Here's how you'd fire it up on your machine using Docker (a way to run software in a self-contained box):
docker run -it \
--gpus all -p 8080:8080 -v $HOME/.tabby:/data \
tabbyml/tabby \
serve --model StarCoder-1B --device cuda --chat-model Qwen2-1.5B-Instruct
This tells your computer to download Tabby, give it access to your GPU (graphics card), and start serving two AI models — one for code suggestions and one for chat.
docker run -it \
--gpus all -p 8080:8080 -v $HOME/.tabby:/data \
tabbyml/tabby \
serve --model StarCoder-1B --device cuda --chat-model Qwen2-1.5B-InstructHow It Works (No Jargon)
It's like a librarian who memorizes your entire bookshelf. Tabby first reads through all the code in your project and builds a mental index of what functions exist, how they're named, and how they connect. When you start typing, it doesn't guess randomly — it checks its memory of your actual code.
It's like having two specialists on call. One specialist (the "completion" model) is fast and focused — it watches your cursor and predicts what you'll type next, like a word predictor on your phone but for code. The other specialist (the "chat" model) is slower but smarter — it can answer complex questions by searching through your whole codebase.

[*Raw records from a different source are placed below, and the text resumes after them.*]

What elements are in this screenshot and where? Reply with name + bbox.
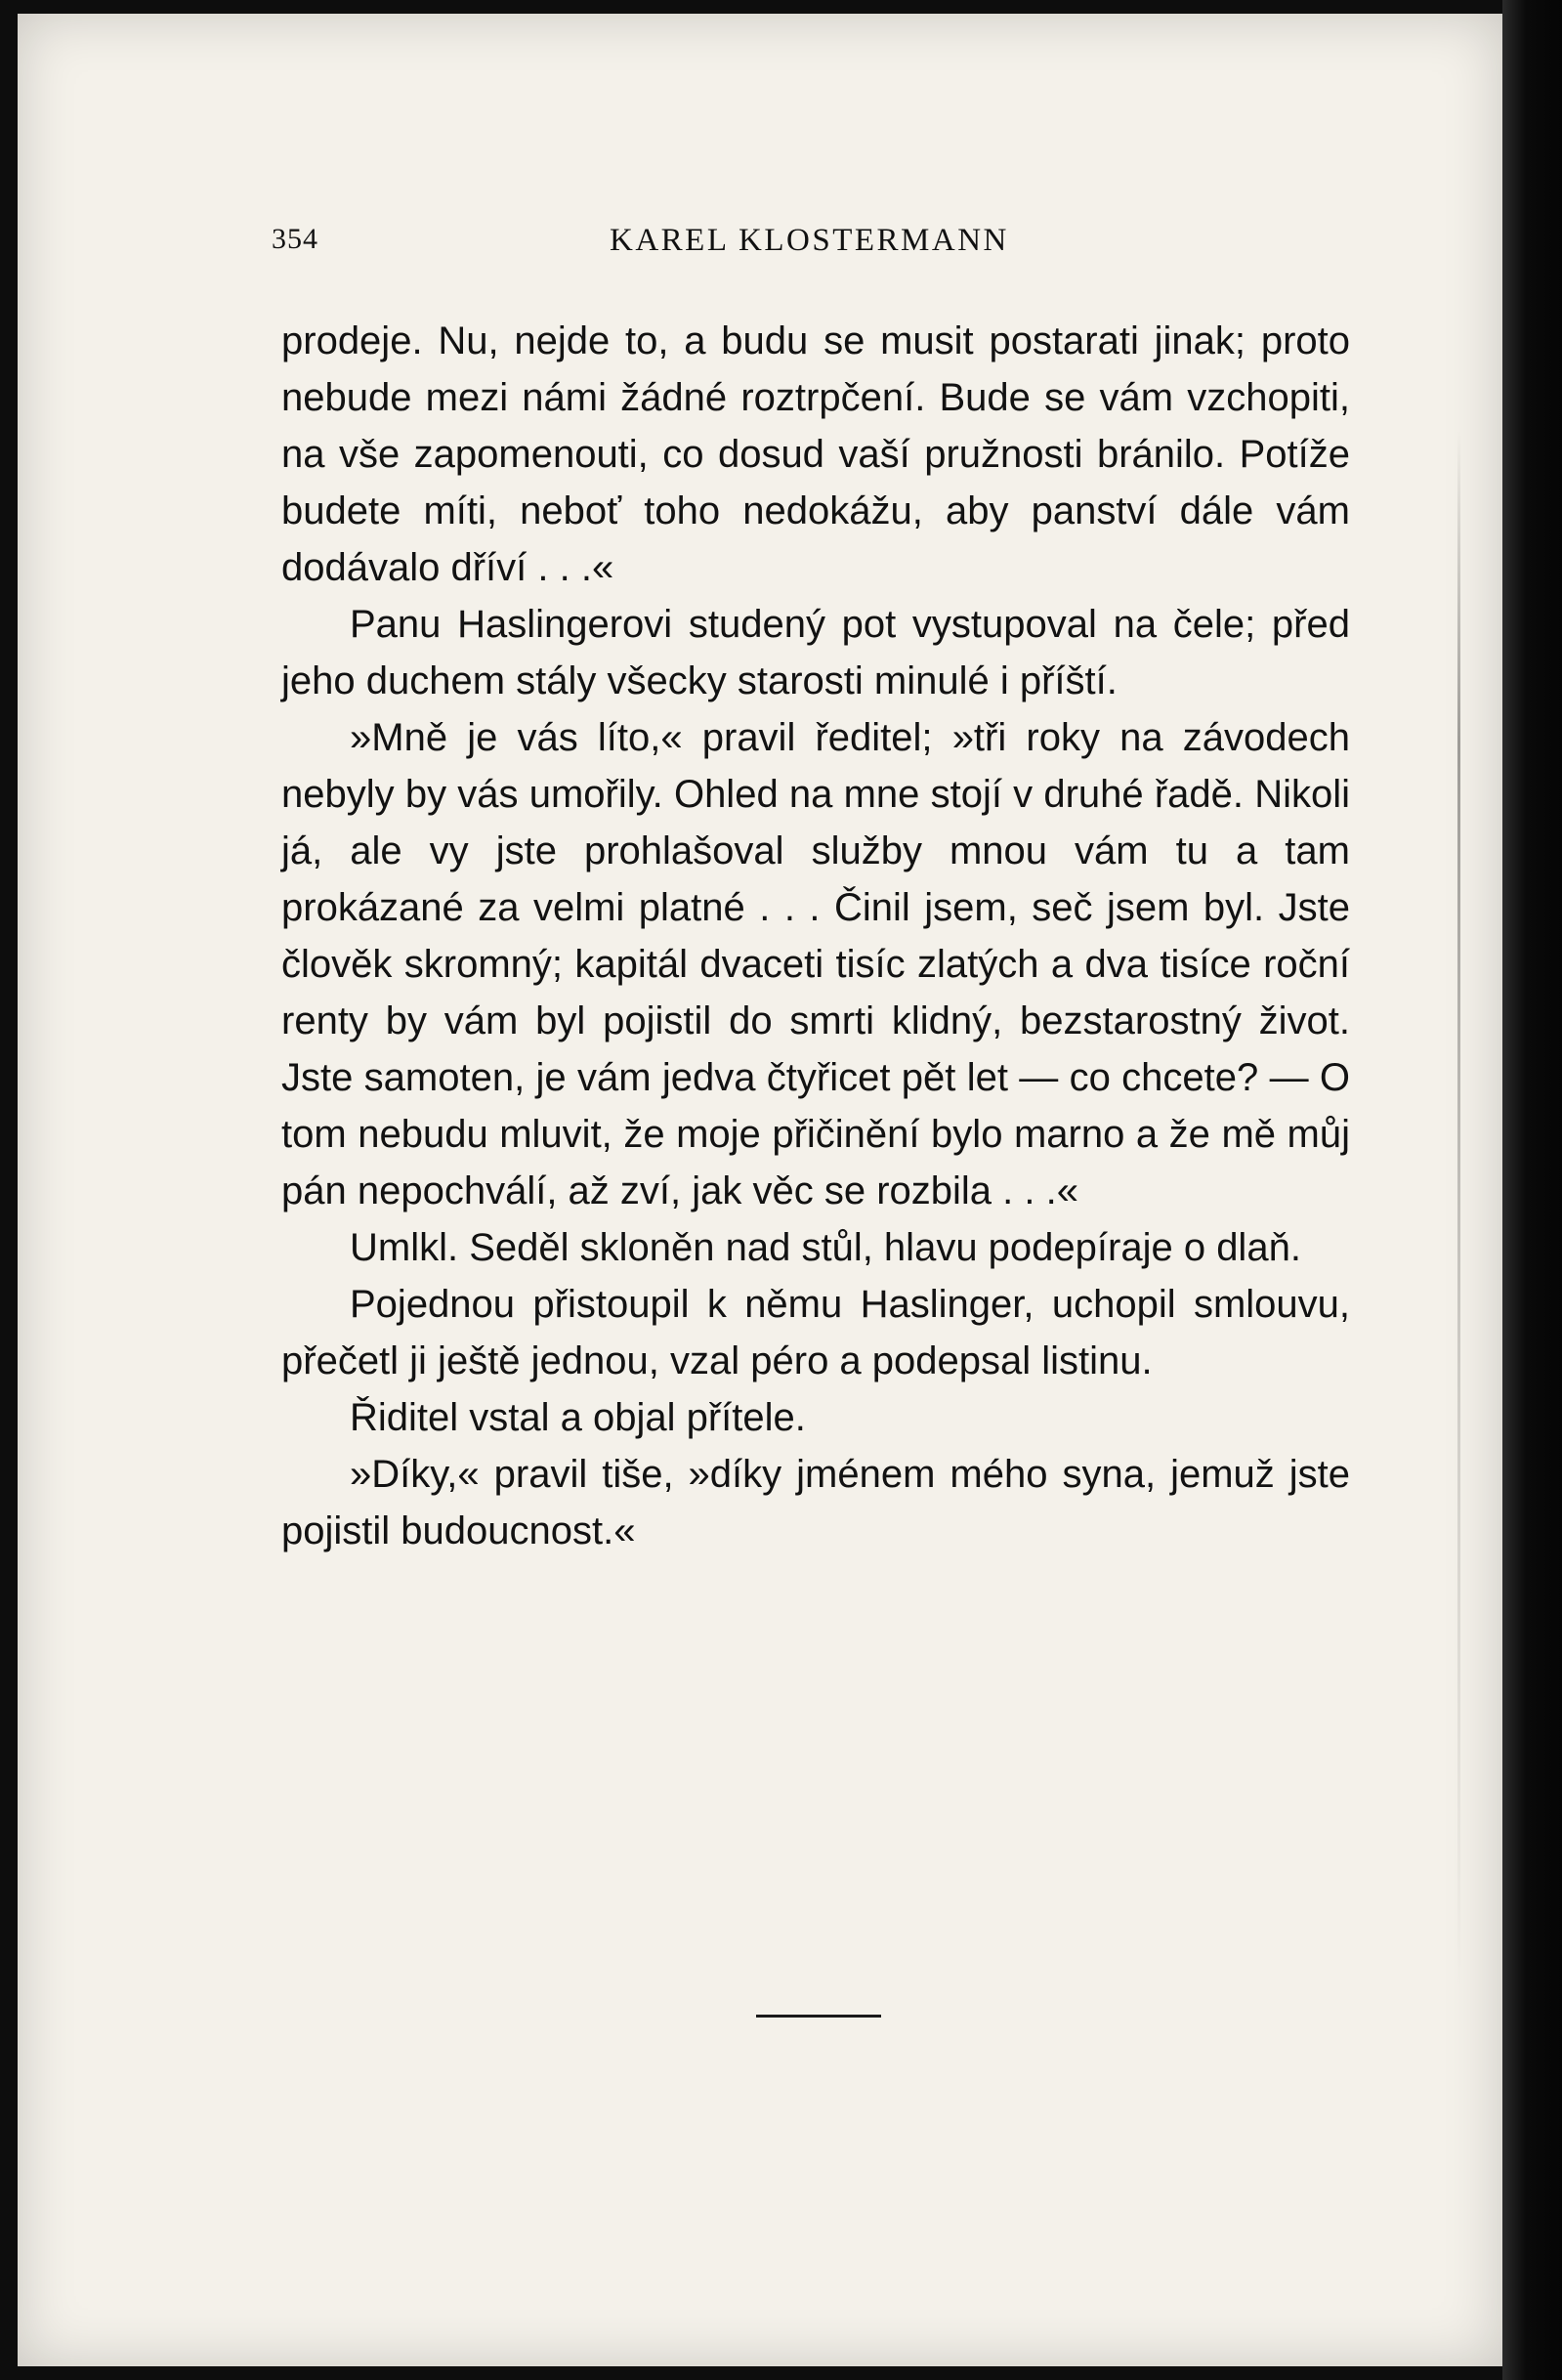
paragraph: Řiditel vstal a objal přítele. bbox=[350, 1396, 806, 1439]
paragraph: Umlkl. Seděl skloněn nad stůl, hlavu podepíraje o dlaň. bbox=[350, 1226, 1301, 1269]
paragraph-continued: prodeje. Nu, nejde to, a budu se musit postarati jinak; proto nebude mezi námi žádné roztrpčení. Bude se vám vzchopiti, na vše zapomenouti, co dosud vaší pružnosti bránilo. Potíže budete míti, neboť toho nedokážu, aby panství dále vám dodávalo dříví . . .« bbox=[281, 319, 1350, 589]
paragraph: Pojednou přistoupil k němu Haslinger, uchopil smlouvu, přečetl ji ještě jednou, vzal péro a podepsal listinu. bbox=[281, 1283, 1350, 1382]
page-number: 354 bbox=[272, 223, 318, 255]
paragraph: »Mně je vás líto,« pravil ředitel; »tři roky na závodech nebyly by vás umořily. Ohled na mne stojí v druhé řadě. Nikoli já, ale vy jste prohlašoval služby mnou vám tu a tam prokázané za velmi platné . . . Činil jsem, seč jsem byl. Jste člověk skromný; kapitál dvaceti tisíc zlatých a dva tisíce roční renty by vám byl pojistil do smrti klidný, bezstarostný život. Jste samoten, je vám jedva čtyřicet pět let — co chcete? — O tom nebudu mluvit, že moje přičinění bylo marno a že mě můj pán nepochválí, až zví, jak věc se rozbila . . .« bbox=[281, 716, 1350, 1212]
page-header bbox=[272, 223, 1346, 272]
body-text bbox=[281, 313, 1350, 1559]
scan-dark-edge bbox=[1502, 0, 1562, 2380]
paragraph: »Díky,« pravil tiše, »díky jménem mého syna, jemuž jste pojistil budoucnost.« bbox=[281, 1453, 1350, 1552]
page-fold-shadow bbox=[1457, 430, 1460, 1993]
chapter-end-rule bbox=[756, 2015, 881, 2018]
running-head-author: KAREL KLOSTERMANN bbox=[610, 223, 1009, 258]
paragraph: Panu Haslingerovi studený pot vystupoval na čele; před jeho duchem stály všecky starosti minulé i příští. bbox=[281, 603, 1350, 702]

It's like a private tutor that never connects to the internet. All the AI models run on your own machine, using your GPU if you have one, or just your regular processor if you don't. Your code never leaves your computer, which is why companies with sensitive data love it.
What's Cool About It?
The coolest thing is that Tabby doesn't need a database or cloud service to run — it's completely self-contained. You literally just run one command and it works. Most AI coding assistants require you to sign up for a cloud service, send your code to their servers, and pay monthly fees. Tabby flips that: you own everything, your code stays private, and you can even run it on a consumer-grade gaming GPU.
Another neat trick: Tabby can index not just your code, but also your GitLab merge requests and your own documentation. So when you ask it a question, it can pull answers from your team's internal docs, not just generic internet knowledge.
Who Should Care?
Reach for this if: You're a developer who cares about privacy (working on proprietary code, medical software, or anything sensitive). You're a team that wants AI code suggestions but can't send code to third-party servers due to compliance rules. You're a hobbyist who wants to run AI locally on your gaming PC without paying monthly subscriptions.
Skip it if: You don't have a decent GPU and don't want to wait for slower CPU-based suggestions. You're happy with GitHub Copilot's free tier and don't mind your code being processed in the cloud. You want the absolute best AI model available — Tabby uses smaller, open-source models that are good but not as powerful as the latest GPT models.